Zephyr IP stack has, expectedly, different send and receive paths.

The general processing structure of the stack is that there're separate receive (RX) and transmit (TX) threads. (1 thread each in the default case, or separate RX and TX threads for different traffic classes (TC) with different priorities, if enabled. Also, after TC support was introduced, explicit RX/TX threads were replaced with work queues, each serviced by its own thread anyway.)

However, not all processing happens in the dedicated RX/TX threads (and this fact is actually a alleged source of problems in the stack):

  1. On the receive path, majority of processing happens in the dedicated RX thread. However, user callbacks are called from it either. Thus, unlike the main flow of the application, which happens in its own thread (usually, the main thread), receive callbacks happen in the context of IP stack RX thread.
  2. On the send path, the majority of initial data processing happens in the context of the calling, user thread. Only when the send data is properly "formatted" as packets and support data structures, the packets are handed over to the TX thread.
  3. Some (delayed) processing is also "offloaded" to the system workqueue (which is backed by its own thread).

Thus, at least following threads interact in the IP stack: user thread, RX thread, TX thread, system workqueue thread. This may raise concerns if they all are properly synchronized to avoid concurrency issues.

Before analyzing this question, a short reminder of Zephyr threads and priorities:

  1. There're 2 types of threads in Zephyr: cooperative and preemptive. A cooperative thread, once being run, can't be preempted by any other thread (even by higher-priority thread). It must yield control to the scheduler explicitly. On the other hand, a preemptive thread, as expected, can be preempted at any time by a higher-priority thread. It must take special measures to avoid that (use irq spinlock as the low-level measure for any preemption, or higher-level synchronization primitives which it shares with other threads, to synchronize with specific thread(s)).
  2. Cooperative threads have priorities <0, preemptive >=0. Thus, any cooperative thread has higher priority than preemptive thread, and will preempt it at once.
  3. Zephyr also has concept of "relative cooperative priorities", which are non-negative, and are converted to an absolute priority using K_PRIO_COOP(prio) macro. The order of priorities still hold - the lower number, the higher priority. For example, K_PRIO_COOP(0) is the highest cooperative priority, and K_PRIO_COOP(5) is higher priority than K_PRIO_COOP(10).
  4. By default (Kconfig-configurable), system workqueue thread has a priority of -1, i.e. the lowest cooperative priority.
  5. Default RX and TX threads (num TC=1) have priority of K_PRIO_COOP(7). For a default case of 16 total levels of cooperative priorities, that's equivalent to absolute priority of -9.
  6. Default (Kconfig-configurable) main thread priority is 0.

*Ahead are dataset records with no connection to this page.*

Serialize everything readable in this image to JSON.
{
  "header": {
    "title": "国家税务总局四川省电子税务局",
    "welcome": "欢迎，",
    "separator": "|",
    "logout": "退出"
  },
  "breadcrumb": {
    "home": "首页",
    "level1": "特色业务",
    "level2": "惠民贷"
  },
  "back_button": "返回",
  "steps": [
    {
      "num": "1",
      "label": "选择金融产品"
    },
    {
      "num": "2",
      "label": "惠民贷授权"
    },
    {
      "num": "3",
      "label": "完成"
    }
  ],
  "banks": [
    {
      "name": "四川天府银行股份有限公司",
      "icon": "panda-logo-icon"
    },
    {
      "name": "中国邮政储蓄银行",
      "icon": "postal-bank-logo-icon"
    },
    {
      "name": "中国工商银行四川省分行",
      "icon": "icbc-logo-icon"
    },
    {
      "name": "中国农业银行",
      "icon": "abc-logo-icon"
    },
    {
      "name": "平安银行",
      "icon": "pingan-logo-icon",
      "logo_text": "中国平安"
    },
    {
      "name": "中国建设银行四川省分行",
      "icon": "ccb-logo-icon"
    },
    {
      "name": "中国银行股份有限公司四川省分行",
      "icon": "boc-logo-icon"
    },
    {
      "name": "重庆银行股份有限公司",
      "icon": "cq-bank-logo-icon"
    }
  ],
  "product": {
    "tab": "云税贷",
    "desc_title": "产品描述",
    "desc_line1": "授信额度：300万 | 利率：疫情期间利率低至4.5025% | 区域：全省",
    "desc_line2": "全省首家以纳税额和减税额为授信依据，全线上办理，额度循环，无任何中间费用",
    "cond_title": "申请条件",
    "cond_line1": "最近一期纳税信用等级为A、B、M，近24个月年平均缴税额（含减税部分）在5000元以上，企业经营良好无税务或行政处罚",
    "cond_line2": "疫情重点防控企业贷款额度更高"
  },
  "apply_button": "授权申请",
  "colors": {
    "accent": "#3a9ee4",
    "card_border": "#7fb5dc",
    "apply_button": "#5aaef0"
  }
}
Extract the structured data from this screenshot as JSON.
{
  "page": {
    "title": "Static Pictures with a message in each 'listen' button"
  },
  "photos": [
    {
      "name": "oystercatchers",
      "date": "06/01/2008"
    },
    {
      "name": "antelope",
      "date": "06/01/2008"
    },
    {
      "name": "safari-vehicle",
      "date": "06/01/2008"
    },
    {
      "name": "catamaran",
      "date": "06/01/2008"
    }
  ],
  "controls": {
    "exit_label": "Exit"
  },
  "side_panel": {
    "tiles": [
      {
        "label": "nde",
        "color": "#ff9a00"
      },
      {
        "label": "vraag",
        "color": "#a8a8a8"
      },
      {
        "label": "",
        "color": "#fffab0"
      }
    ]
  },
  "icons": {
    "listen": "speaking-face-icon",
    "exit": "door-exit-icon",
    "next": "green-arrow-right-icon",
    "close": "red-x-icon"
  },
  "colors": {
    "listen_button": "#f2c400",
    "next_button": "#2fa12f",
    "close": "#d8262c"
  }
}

Thus, we have following situation:

  1. The user thread can be preempted by system workqueue or RX/TX threads at any time. Note that as mentioned above, large share of send path processing happens in the user thread.
  2. However, system workqueue thread vs RX vs TX threads can't preempt each other, being cooperative. Thus, they're free from concurrency artifacts.
  3. However, the fact that some delayed processing happens in system workqueue, which has lower priority than RX/TX threads, may be not ideal. For example, if delayed processing includes clean up for resources, with high RX/TX threads activity, this clean up may be postponed (because lower-priority thread isn't scheduled, if higher-level thread(s) can run).
  4. User receive callback happens in the context of high-priority cooperative thread.